Renzo Piano, the architect behind the Shard in London, explains why it is important to try to change the perception of the profession
Last week you spoke at a parliamentary event with planning minister Greg Clark about the Shard. You began by saying architecture is a serious business. Why?
People sometimes believe architecture is a kind of frivolity, that it’s about shape, it’s about gesture. Recently, the story of the star architect has actually been disastrous because it is creating a sense of a profession in which form and gesture govern. I believe architecture is something that relies on long [time scales] and buildings – they stay there forever like forests, like rivers. It’s not like fashions that come and go.
12 years after its conception, the Shard is nearing completion. Would progress have been quicker without a planning inquiry at the start?
In this case [a planning inquiry] was quite welcome. [With Southwark and later with the Commission for Architecture and the Built Environment] we had a discussion and we got to prove the value of the scheme. I don’t dislike a bit of discussion. In the end, this is what makes you a bit more humble.
Do you incorporate criticism into the design process?
You have two ways to go back home: one it to say, ‘Forget it’, the other one is to be a bit more loyal and say ‘Let me see. What is right? What is wrong? What is useless?’. I’m not an undecided person but listening doesn’t mean being obedient. Listening doesn’t mean that you do what people tell you to do. Listening is a very difficult job because it is a mix of openness and stubbornness.
Are design competitions good for the architectural profession?
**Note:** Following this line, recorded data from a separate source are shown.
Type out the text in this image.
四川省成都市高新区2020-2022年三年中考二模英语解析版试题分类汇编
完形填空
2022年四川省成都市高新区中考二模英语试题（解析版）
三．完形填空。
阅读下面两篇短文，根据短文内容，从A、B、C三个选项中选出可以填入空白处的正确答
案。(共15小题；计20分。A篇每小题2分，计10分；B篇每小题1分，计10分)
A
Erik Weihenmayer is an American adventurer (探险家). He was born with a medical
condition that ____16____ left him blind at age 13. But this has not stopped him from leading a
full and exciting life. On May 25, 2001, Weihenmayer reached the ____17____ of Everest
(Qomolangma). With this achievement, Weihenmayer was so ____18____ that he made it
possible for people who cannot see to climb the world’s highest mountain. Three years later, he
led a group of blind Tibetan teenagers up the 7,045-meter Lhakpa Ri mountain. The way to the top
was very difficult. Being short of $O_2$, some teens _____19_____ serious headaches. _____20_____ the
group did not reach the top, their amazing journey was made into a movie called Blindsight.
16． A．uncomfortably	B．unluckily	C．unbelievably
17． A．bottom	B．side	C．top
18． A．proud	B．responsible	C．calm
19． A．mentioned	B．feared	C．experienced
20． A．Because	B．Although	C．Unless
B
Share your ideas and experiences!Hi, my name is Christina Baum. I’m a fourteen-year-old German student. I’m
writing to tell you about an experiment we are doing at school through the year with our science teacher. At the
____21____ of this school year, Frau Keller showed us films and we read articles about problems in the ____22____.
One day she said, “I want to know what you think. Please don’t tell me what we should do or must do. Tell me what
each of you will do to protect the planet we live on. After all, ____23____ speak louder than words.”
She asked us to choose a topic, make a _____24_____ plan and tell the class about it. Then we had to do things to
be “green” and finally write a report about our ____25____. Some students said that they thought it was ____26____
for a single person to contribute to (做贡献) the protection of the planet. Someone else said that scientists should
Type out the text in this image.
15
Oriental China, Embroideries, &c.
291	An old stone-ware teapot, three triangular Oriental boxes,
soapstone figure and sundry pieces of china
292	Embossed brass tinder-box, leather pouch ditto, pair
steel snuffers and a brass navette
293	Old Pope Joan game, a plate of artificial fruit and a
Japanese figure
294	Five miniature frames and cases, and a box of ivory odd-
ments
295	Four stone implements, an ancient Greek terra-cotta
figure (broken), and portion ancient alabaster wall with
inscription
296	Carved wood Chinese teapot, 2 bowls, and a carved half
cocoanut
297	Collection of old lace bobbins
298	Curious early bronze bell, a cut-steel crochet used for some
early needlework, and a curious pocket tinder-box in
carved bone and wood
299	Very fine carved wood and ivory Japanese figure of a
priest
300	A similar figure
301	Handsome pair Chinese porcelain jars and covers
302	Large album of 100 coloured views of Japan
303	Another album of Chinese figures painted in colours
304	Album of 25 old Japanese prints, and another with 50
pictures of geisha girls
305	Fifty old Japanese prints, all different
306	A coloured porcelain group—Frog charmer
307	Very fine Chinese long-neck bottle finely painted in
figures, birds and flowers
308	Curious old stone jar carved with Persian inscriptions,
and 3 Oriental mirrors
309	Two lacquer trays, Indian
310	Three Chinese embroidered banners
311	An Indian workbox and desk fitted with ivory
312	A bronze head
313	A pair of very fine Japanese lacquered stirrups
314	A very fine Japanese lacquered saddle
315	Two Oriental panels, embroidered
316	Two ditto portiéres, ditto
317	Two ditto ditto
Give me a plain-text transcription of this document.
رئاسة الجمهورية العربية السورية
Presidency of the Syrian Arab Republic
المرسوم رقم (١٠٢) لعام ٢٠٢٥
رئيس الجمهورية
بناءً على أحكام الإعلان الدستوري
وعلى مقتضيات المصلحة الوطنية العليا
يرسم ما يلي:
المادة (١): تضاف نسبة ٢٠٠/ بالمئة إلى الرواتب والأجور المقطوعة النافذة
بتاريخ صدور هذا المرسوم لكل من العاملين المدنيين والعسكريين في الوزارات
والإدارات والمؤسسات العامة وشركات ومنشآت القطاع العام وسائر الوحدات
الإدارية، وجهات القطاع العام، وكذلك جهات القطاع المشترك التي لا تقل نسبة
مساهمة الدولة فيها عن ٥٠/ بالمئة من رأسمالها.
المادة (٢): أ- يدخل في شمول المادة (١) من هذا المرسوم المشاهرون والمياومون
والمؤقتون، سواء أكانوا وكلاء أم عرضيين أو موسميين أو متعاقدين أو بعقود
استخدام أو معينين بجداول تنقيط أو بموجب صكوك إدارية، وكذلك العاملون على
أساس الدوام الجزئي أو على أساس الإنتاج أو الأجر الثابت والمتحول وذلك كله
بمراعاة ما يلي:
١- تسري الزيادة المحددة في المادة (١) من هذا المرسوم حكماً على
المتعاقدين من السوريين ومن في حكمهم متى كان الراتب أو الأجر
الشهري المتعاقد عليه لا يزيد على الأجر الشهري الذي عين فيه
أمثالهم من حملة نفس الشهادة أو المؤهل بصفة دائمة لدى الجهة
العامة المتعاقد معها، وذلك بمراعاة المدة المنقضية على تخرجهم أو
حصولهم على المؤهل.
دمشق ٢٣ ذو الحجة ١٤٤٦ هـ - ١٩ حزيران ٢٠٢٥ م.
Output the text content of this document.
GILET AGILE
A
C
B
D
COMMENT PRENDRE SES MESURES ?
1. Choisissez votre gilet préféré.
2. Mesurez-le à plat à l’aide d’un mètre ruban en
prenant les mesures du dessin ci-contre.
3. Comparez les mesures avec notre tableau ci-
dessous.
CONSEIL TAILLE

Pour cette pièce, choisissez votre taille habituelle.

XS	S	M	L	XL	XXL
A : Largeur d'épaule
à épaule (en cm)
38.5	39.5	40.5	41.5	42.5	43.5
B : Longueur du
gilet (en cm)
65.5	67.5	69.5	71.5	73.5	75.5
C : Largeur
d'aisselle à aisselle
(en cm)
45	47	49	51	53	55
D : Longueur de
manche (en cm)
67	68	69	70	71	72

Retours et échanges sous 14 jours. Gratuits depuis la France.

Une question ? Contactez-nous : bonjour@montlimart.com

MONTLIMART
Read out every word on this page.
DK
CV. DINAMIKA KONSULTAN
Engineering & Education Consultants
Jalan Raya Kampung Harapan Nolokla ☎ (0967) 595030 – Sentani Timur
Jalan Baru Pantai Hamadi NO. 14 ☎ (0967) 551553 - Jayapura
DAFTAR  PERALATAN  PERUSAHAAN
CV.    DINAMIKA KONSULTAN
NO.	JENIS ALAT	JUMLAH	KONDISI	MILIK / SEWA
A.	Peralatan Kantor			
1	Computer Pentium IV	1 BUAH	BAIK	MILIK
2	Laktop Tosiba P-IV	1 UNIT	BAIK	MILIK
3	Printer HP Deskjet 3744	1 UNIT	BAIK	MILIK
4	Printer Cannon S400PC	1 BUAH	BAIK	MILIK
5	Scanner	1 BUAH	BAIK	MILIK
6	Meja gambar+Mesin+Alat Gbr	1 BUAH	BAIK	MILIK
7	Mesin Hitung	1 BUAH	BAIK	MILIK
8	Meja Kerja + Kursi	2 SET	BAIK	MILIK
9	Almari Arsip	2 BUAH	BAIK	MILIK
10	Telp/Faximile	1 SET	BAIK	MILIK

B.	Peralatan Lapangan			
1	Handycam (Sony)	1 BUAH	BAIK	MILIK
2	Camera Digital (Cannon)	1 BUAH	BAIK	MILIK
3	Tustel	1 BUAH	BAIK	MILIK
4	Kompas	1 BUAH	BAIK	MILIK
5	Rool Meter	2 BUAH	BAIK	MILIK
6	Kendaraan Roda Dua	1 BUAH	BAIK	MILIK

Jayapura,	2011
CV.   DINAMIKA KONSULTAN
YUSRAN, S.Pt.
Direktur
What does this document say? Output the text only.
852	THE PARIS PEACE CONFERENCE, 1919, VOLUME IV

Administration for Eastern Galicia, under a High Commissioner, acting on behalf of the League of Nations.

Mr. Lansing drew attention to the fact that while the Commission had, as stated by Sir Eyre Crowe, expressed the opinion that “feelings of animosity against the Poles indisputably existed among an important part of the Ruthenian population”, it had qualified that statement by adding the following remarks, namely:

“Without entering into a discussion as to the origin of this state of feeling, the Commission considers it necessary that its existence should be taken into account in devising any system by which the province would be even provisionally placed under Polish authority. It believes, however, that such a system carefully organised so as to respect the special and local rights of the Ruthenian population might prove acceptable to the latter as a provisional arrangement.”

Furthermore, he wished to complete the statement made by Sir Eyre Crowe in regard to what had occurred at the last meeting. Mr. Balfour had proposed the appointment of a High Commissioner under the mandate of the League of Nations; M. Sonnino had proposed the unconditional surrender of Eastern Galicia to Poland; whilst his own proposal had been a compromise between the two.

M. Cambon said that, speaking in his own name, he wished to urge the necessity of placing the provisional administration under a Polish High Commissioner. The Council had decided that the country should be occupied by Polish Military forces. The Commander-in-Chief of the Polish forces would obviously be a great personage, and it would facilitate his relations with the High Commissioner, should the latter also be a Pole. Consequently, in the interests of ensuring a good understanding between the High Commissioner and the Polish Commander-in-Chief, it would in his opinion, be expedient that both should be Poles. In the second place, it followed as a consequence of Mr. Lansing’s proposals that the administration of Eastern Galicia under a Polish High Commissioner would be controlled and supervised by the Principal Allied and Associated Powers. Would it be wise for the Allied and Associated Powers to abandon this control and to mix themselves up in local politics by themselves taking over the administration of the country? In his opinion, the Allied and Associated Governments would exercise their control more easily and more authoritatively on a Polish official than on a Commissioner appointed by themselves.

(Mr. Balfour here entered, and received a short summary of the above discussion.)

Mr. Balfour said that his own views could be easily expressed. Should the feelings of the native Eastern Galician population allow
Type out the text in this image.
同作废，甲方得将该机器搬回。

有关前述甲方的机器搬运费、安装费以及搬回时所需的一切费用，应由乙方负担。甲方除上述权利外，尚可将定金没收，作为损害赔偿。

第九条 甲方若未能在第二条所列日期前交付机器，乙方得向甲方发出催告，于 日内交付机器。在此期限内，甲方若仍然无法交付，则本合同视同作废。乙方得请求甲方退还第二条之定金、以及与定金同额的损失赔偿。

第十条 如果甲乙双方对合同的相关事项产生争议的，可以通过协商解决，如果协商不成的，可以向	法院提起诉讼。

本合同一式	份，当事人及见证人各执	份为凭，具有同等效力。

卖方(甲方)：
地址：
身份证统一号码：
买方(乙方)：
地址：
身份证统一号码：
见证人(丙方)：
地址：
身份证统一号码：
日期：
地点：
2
Competitions are a good idea on one condition – that they don’t become a beauty contest. Unfortunately sometimes this does happen.
Is there a need for a moral view in the profession?
I’m not a moralist, I don’t want to be moralist, but I feel sad about the way architecture is perceived sometimes – as though it’s a job for people creating shapes. Architecture is one of the most difficult, complex serious jobs.
What does it mean to be a contemporary architect?
To be an architect you need to be a master builder, a militant, a poet and a historian. But you have to be master builder; otherwise all this is garbage.